Thesis Type: Postgraduate
Institution Of The Thesis: Orta Doğu Teknik Üniversitesi, Faculty of Engineering, Department of Civil Engineering, Turkey
Approval Date: 2003
Student: CEM OZAN
Supervisor: KEMAL ÖNDER ÇETİNAbstract:
Due to lack of soil sampling during a conventional cone penetration testing (CPT), it is necessary to classify soils based on recorded tip and sleeve friction and pore pressure (if available) values. However, currently available soil classification models are based on deterministic and judgemental determination of soil classification boundaries which do not address the uncertainties intristic to the problem. Moreover, size and quality of databases used in the development of these soil classification models are undocumented and thus questionable.
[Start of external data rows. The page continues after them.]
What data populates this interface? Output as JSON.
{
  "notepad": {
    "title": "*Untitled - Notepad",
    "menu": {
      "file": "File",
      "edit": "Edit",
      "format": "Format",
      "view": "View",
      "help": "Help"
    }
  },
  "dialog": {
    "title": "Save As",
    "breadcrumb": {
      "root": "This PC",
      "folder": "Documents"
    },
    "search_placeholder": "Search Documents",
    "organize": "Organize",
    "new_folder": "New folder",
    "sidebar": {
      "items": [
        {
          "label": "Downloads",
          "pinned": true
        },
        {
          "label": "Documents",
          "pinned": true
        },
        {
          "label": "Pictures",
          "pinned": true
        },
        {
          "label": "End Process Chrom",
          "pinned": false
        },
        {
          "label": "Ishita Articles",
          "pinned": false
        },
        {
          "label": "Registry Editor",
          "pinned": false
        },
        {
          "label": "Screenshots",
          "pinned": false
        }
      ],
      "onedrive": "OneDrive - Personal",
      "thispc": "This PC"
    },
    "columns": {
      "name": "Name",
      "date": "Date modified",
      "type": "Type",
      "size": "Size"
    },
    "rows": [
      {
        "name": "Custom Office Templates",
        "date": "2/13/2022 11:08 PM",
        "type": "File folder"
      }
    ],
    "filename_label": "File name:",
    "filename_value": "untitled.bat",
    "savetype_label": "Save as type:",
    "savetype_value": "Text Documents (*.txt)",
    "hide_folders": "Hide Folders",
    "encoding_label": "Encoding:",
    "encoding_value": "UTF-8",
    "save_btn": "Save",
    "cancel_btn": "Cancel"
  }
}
Similar limitations do also exist in the development of SPT-CPT correlations which are widely used in SPT dominated design such as soil liquefaction triggering. To eliminate these discussed limitations, within the confines of this study it is attempted to present (1) a new probabilistic CPT- based soil classification methodology, and (2) new SPT-CPT correlations which address the uncertainties intrinsic to the problems. For these purposes, a database composed of 400 CPT/SPT boring data pairs was compiled. It is intended to develop probabilistic models, which will correlate CPT tip and sleeve friction values to actual soil classification and CPT tip resistance to SPT blow count N. The new set of correlations, model parameters of which estimated by implementing maximum likelihood methodology, presented herein are judged to represent a robust and defensible basis for (1) prediction of soil type based on CPT data and, (2) estimation of SPT-N value for given CPT data.